The objective of this project is to predict salary based on information collected from these job roles 2 years ago. With this data set I aim to help those like myself who are looking for one of these job roles and try and bring all the needed information in one place so that others could use it too. I also aim to find the trends on how the pay changes based on the company size, location, etc. I are looking to answer the following questions:

• The best jobs and salaries in the desired location across the US

• What kind of companies best fit my skillset?

• What are the companies looking for in an ideal candidate?

• How many job roles are currently available in the market?

Data Description:

The data set consists of 4 CSV files which consist of information related to Data Scientists, Data Analyst, Data Engineers and Business Analyst. Each of these CSV files contain the job role, salary, job description and location for each company. Using matplotlib and seaborn I would be creating useful insights on these profiles and using NumPy, pandas, sklearn and a couple of other packages I would analyze and predict the salary.

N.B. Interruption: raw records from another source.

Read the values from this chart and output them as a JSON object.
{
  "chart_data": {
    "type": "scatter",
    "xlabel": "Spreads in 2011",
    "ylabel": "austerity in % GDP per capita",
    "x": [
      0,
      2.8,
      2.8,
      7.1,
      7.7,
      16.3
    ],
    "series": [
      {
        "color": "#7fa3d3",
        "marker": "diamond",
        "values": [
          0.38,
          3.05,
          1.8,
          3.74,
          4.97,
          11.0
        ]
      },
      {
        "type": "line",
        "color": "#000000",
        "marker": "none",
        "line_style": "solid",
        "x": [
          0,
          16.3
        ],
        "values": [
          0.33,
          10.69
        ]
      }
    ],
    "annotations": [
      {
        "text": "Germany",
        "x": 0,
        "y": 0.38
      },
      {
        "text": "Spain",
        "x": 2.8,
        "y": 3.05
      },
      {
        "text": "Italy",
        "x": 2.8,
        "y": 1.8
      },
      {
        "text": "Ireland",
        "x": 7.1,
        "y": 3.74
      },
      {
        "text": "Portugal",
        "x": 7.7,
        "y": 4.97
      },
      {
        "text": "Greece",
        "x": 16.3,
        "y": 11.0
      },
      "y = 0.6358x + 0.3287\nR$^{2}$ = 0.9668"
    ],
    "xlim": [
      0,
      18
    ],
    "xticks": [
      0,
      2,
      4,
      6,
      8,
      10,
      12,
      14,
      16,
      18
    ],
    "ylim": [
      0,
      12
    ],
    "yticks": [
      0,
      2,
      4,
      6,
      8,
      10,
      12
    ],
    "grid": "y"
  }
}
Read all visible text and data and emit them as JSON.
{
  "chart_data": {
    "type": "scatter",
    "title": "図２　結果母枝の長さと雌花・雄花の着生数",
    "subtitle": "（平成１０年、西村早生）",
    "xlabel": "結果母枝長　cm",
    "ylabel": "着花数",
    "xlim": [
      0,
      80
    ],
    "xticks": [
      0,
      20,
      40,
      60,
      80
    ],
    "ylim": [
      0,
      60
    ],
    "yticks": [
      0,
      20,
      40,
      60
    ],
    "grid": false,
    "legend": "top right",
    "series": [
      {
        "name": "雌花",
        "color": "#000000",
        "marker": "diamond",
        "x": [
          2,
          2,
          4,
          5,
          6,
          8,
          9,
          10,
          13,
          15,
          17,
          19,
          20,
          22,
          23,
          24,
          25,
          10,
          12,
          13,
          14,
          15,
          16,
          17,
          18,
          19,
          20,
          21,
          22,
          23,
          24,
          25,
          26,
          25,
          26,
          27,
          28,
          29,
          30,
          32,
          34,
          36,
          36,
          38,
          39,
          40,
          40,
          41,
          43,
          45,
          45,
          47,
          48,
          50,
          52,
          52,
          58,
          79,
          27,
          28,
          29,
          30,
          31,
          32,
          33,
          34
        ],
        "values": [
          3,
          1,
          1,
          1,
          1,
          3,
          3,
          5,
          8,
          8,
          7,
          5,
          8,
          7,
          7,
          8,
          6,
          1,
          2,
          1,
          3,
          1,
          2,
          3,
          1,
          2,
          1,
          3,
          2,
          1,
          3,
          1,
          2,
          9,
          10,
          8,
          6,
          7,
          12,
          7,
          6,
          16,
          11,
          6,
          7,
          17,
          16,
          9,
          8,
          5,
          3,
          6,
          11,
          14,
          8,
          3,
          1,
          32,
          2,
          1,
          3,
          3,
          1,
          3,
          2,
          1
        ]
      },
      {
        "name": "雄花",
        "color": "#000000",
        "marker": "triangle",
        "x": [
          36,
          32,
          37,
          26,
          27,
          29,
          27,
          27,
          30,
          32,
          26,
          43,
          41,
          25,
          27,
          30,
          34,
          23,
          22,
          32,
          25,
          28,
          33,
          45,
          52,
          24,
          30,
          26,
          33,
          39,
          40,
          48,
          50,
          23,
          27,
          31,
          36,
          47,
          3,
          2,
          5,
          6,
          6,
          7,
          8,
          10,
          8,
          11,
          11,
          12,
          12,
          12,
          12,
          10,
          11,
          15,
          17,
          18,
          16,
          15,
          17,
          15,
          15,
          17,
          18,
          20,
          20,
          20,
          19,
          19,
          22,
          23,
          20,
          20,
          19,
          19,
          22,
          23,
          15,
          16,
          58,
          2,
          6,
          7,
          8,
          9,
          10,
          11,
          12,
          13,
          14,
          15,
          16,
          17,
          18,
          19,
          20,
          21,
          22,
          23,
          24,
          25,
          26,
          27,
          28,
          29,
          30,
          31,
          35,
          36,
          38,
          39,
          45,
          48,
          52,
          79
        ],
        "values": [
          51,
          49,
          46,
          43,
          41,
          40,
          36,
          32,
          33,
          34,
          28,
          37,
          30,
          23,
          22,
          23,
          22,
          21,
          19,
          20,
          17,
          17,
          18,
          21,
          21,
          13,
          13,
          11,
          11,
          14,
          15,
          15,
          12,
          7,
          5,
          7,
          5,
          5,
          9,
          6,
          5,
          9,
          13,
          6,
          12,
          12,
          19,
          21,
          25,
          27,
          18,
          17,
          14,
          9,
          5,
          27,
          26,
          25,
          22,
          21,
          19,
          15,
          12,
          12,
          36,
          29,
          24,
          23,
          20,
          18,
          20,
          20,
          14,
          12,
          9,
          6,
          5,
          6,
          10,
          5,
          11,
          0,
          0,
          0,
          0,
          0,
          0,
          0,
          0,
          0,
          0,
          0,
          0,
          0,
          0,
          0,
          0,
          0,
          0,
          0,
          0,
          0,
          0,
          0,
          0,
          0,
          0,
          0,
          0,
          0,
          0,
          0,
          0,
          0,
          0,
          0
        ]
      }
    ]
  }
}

  • Platform : Jupyter Notebook
  • Programming Languages : Python
  • Python Libraries : numpy, pandas, matplotlib, plotly, seaborn, numpy, scipy, statsmodels, sklearn, math, wordcloud

 

Key Highlights-

Bar Plot of Underpaid and High-paid Data Scientists in US

Job Titles vs Salaries Errorbar

Salary Variation with “Machine Learning” on Title

Salaries vs Keywords Barplot

Wordmap of Hot Keywords in DS Job Descriptions

Bar Plot of Top 10 States Hiring Data Scientist

Coefficient Bar of Salary Performance against Average

Data Science Job Salary Impact Map (Final Regression Result)